Saturday, October 20, 2007

fields


The mind can wander to all sorts of places, familiar and foreign, the tangible and the theoretical. Sometimes I wonder just how I got there and I struggle to draw a map in my brain of the unlikely route, lingering wisps of thought all that remain. And then there are those places clear as the sky on a perfect, cold day, where the vapor trails of jets gone by hang and the sunlight draws precise lines against all it touches. It is here I find myself standing in a field of wheat. The wind turns patterns in the heads of grain and through it I see myself from some lower vantage; my hair blows across my face and the image lingers. The clouds speed past and the whole scene repeats like weather radar. This is an image I have carried for many years and it haunts me to the core. At times this image is Africa, at other times it is California, and still others some great plain I have driven past. I sit on my couch and watch the television and suddenly the image takes over, yet today it is new.

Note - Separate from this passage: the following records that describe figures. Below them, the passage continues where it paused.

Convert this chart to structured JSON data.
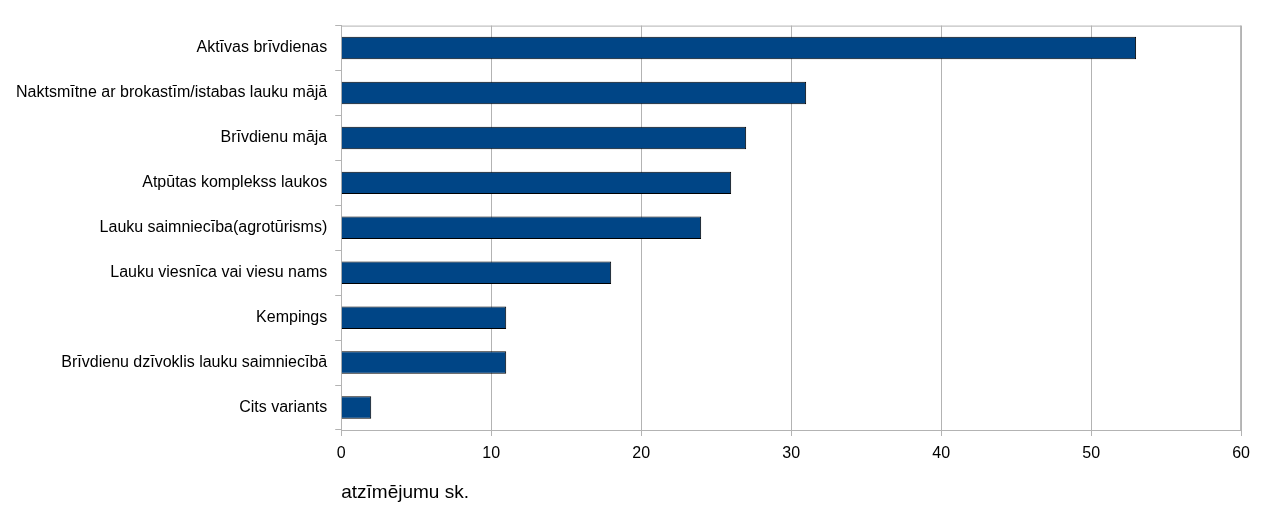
{
  "chart_data": {
    "type": "bar",
    "orientation": "horizontal",
    "xlabel": "atzīmējumu sk.",
    "categories": [
      "Aktīvas brīvdienas",
      "Naktsmītne ar brokastīm/istabas lauku mājā",
      "Brīvdienu māja",
      "Atpūtas komplekss laukos",
      "Lauku saimniecība(agrotūrisms)",
      "Lauku viesnīca vai viesu nams",
      "Kempings",
      "Brīvdienu dzīvoklis lauku saimniecībā",
      "Cits variants"
    ],
    "values": [
      53,
      31,
      27,
      26,
      24,
      18,
      11,
      11,
      2
    ],
    "color": "#004586",
    "xlim": [
      0,
      60
    ],
    "xticks": [
      0,
      10,
      20,
      30,
      40,
      50,
      60
    ],
    "grid": "x",
    "legend": false
  }
}
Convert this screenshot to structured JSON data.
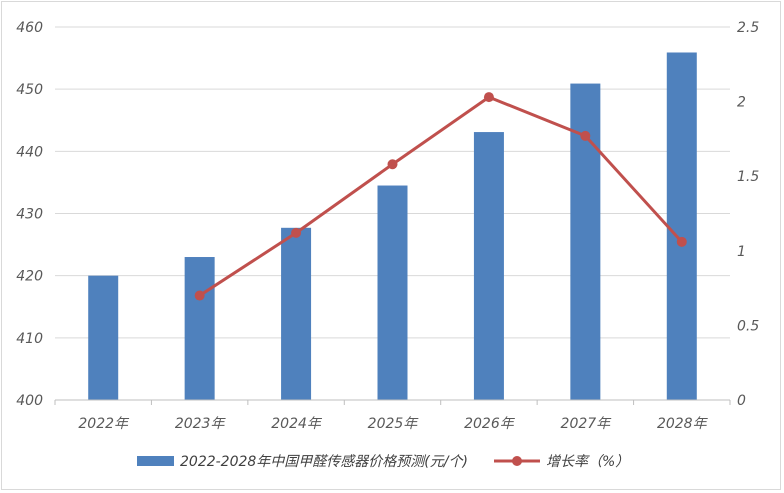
{
  "chart_data": {
    "type": "bar",
    "categories": [
      "2022年",
      "2023年",
      "2024年",
      "2025年",
      "2026年",
      "2027年",
      "2028年"
    ],
    "series": [
      {
        "name": "2022-2028年中国甲醛传感器价格预测(元/个)",
        "kind": "bar",
        "axis": "left",
        "color": "#4f81bd",
        "values": [
          420,
          423,
          427.7,
          434.5,
          443.1,
          450.9,
          455.9
        ]
      },
      {
        "name": "增长率（%）",
        "kind": "line",
        "axis": "right",
        "color": "#c0504d",
        "values": [
          null,
          0.7,
          1.12,
          1.58,
          2.03,
          1.77,
          1.06
        ]
      }
    ],
    "ylim_left": [
      400,
      460
    ],
    "yticks_left": [
      "400",
      "410",
      "420",
      "430",
      "440",
      "450",
      "460"
    ],
    "ylim_right": [
      0,
      2.5
    ],
    "yticks_right": [
      "0",
      "0.5",
      "1",
      "1.5",
      "2",
      "2.5"
    ],
    "grid": "horizontal",
    "legend": "bottom"
  }
}
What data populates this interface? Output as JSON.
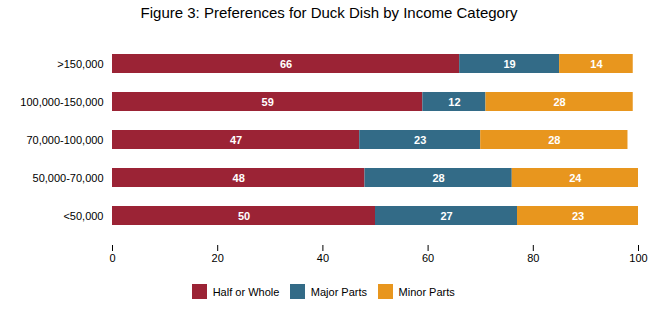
{
  "chart_data": {
    "type": "bar",
    "orientation": "horizontal",
    "stacked": true,
    "data_labels": true,
    "title": "Figure 3: Preferences for Duck Dish by Income Category",
    "categories": [
      ">150,000",
      "100,000-150,000",
      "70,000-100,000",
      "50,000-70,000",
      "<50,000"
    ],
    "series": [
      {
        "name": "Half or Whole",
        "color": "#9B2335",
        "values": [
          66,
          59,
          47,
          48,
          50
        ]
      },
      {
        "name": "Major Parts",
        "color": "#336B87",
        "values": [
          19,
          12,
          23,
          28,
          27
        ]
      },
      {
        "name": "Minor Parts",
        "color": "#E8961E",
        "values": [
          14,
          28,
          28,
          24,
          23
        ]
      }
    ],
    "xlim": [
      0,
      100
    ],
    "xticks": [
      0,
      20,
      40,
      60,
      80,
      100
    ],
    "grid": false,
    "legend": "bottom"
  }
}
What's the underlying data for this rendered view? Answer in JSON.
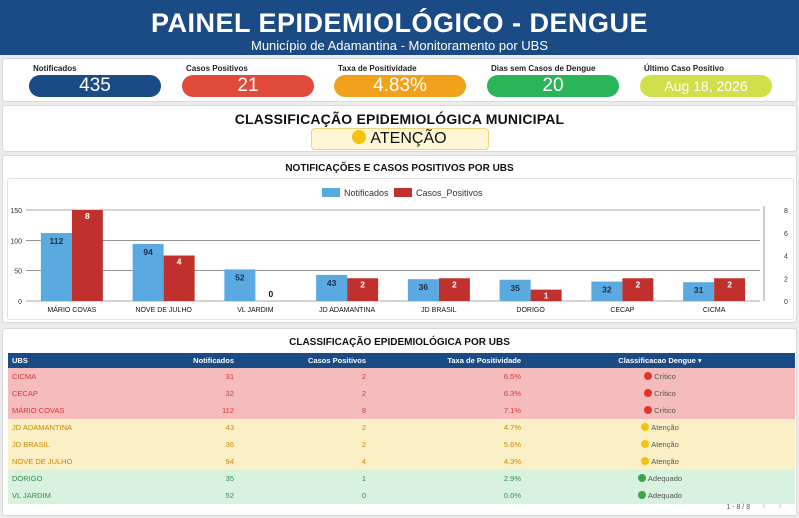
{
  "header": {
    "title": "PAINEL EPIDEMIOLÓGICO - DENGUE",
    "subtitle": "Município de Adamantina - Monitoramento por UBS"
  },
  "kpis": [
    {
      "label": "Notificados",
      "value": "435",
      "color": "#1a4b85"
    },
    {
      "label": "Casos Positivos",
      "value": "21",
      "color": "#e04b3c"
    },
    {
      "label": "Taxa de Positividade",
      "value": "4.83%",
      "color": "#f0a21b"
    },
    {
      "label": "Dias sem Casos de Dengue",
      "value": "20",
      "color": "#2bb45a"
    },
    {
      "label": "Último Caso Positivo",
      "value": "Aug 18, 2026",
      "color": "#cfe04a"
    }
  ],
  "classification": {
    "title": "CLASSIFICAÇÃO EPIDEMIOLÓGICA MUNICIPAL",
    "value": "ATENÇÃO",
    "icon": "yellow-circle-icon"
  },
  "chart": {
    "title": "NOTIFICAÇÕES E CASOS POSITIVOS POR UBS"
  },
  "chart_data": {
    "type": "bar",
    "title": "NOTIFICAÇÕES E CASOS POSITIVOS POR UBS",
    "categories": [
      "MÁRIO COVAS",
      "NOVE DE JULHO",
      "VL JARDIM",
      "JD ADAMANTINA",
      "JD BRASIL",
      "DORIGO",
      "CECAP",
      "CICMA"
    ],
    "series": [
      {
        "name": "Notificados",
        "axis": "left",
        "color": "#5aa9e0",
        "values": [
          112,
          94,
          52,
          43,
          36,
          35,
          32,
          31
        ]
      },
      {
        "name": "Casos_Positivos",
        "axis": "right",
        "color": "#c0312d",
        "values": [
          8,
          4,
          0,
          2,
          2,
          1,
          2,
          2
        ]
      }
    ],
    "y_left": {
      "ticks": [
        "0",
        "50",
        "100",
        "150"
      ],
      "range": [
        0,
        150
      ]
    },
    "y_right": {
      "ticks": [
        "0",
        "2",
        "4",
        "6",
        "8"
      ],
      "range": [
        0,
        8
      ]
    },
    "legend_position": "top-center",
    "grid": true
  },
  "table": {
    "title": "CLASSIFICAÇÃO EPIDEMIOLÓGICA POR UBS",
    "columns": [
      "UBS",
      "Notificados",
      "Casos  Positivos",
      "Taxa de Positividade",
      "Classificacao  Dengue  ▾"
    ],
    "rows": [
      {
        "ubs": "CICMA",
        "notificados": "31",
        "casos": "2",
        "taxa": "6.5%",
        "classe": "Crítico",
        "level": "critico"
      },
      {
        "ubs": "CECAP",
        "notificados": "32",
        "casos": "2",
        "taxa": "6.3%",
        "classe": "Crítico",
        "level": "critico"
      },
      {
        "ubs": "MÁRIO COVAS",
        "notificados": "112",
        "casos": "8",
        "taxa": "7.1%",
        "classe": "Crítico",
        "level": "critico"
      },
      {
        "ubs": "JD ADAMANTINA",
        "notificados": "43",
        "casos": "2",
        "taxa": "4.7%",
        "classe": "Atenção",
        "level": "atencao"
      },
      {
        "ubs": "JD BRASIL",
        "notificados": "36",
        "casos": "2",
        "taxa": "5.6%",
        "classe": "Atenção",
        "level": "atencao"
      },
      {
        "ubs": "NOVE DE JULHO",
        "notificados": "94",
        "casos": "4",
        "taxa": "4.3%",
        "classe": "Atenção",
        "level": "atencao"
      },
      {
        "ubs": "DORIGO",
        "notificados": "35",
        "casos": "1",
        "taxa": "2.9%",
        "classe": "Adequado",
        "level": "adequado"
      },
      {
        "ubs": "VL JARDIM",
        "notificados": "52",
        "casos": "0",
        "taxa": "0.0%",
        "classe": "Adequado",
        "level": "adequado"
      }
    ],
    "level_colors": {
      "critico": "#e0352b",
      "atencao": "#f5c211",
      "adequado": "#3aa648"
    },
    "pagination": "1 - 8 / 8",
    "prev_icon": "chevron-left-icon",
    "next_icon": "chevron-right-icon"
  }
}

I am thinking about baseball. And it is no longer wheat but corn and suddenly I am lost in a scene from a movie and I realize that I love baseball. I have not watched Field of Dreams in years and stumbled across it today only to be sucked completely in. Kevin Costner is at the bottom of my list however this movie has always tugged at some strings. It is a good movie with a continuously expanding sense of intrigue but near the end, Terrance Mann, the J.D. Salinger - inspired author played by James Earl Jones, gives this unbelievable speech about the transcendent nature of the game and the movie suddenly becomes great. By the time Ray’s father appears I am on the verge of tears, filled with nostalgia for the movie and the game it loves.

For the sake of honesty I am unfair to sports. I openly share my disdain for all forms of team competition, especially basketball, to anyone who will listen. I do not like the way people’s lives shut down around games or how we lend our pride and self-worth to some uniformed strangers we call by their first names like we have been friends from years. Yet in this moment I find myself talking to Sarah about how much I love baseball. The games, the parks, the hot dogs, the way no one player can carry a team as a weak player cannot be compensated for in the field or at the plate.

Sarah listens to me talk and sees right through my disguise. “I do not think it is baseball you are having such strong feelings about but the memories that surround it.” Interesting, I think to myself. Images start creeping into my mind, particularly having a catch with my dad in the front yard. He was my coach for many years and a capable one at that and while at home I would stand at one end of the yard, dad at the other. We used the natural slope of our hill as a pitcher’s mound and my dad would catch, giving signs. One for the heater, two for the slider, three for the curve, none of which I could really throw. I never was much of a pitcher, a third-baseman instead, but always wanted to be. Fireflies would fill the air and we would toss the ball until dark.

She is right. Rarely I tote my favorite ball team, the Red Sox, donning a hat on some worthy occasion. I once sat in a sports bar a yelled my guts out as the Sox beat the Yankees in such an improbable fashion a few years ago. Yet the truth is that the Red Sox were my favorite team long ago when I played little league ball. Today I never watch the highlights, I have no idea who is on the team, and I am as loyal a fan as a trophy blond is a loyal wife to her oil baron husband.

Competition puts my stomach in knots. I get stressed watching people compete. I hate the way I feel when I am placed in a competitive situation. Monstrous feelings seem to overwhelm me when I begin to apply my worth to the outcome. Dread preceded me on the baseball, lacrosse, swim, and even ultimate Frisbee teams I was a part of growing up. I did not like carrying the pressure to win as I put way too much of my own concerns and pride into it. I grew emotionally weak in those years and I had to walk away from all of it.

Good lengths of time passed before I felt the strength return to me. I learned to detach my worth from the things I did and instead found it in a worthy Creator. I cannot say I do not struggle with this from time to time but the overall shift has been extraordinary. When I think about Eric Liddell, the English sprinter in Chariots of Fire, I get chills. “God made me fast. When I run, I feel God’s pleasure.” As I watched the movie, bedded down after having my wisdom teeth removed, I instantly knew it to be true. This quote changed my life.

Ray Cancella and his father play catch and I am on the verge of becoming a weepy mess. I am wondering why we cling to our innocence, why feelings may surface so strongly at the right stimuli. Is there some part of me that aches for the loss of those childhood years playing ball? Or maybe there is something natural about playing ball with your father; in his patience there is something timeless, something pure. It is good to stand in the fields of freedom and confidence, the wind blowing across your face and filling your nostrils with life, whatever the field may be. And for that, I love baseball.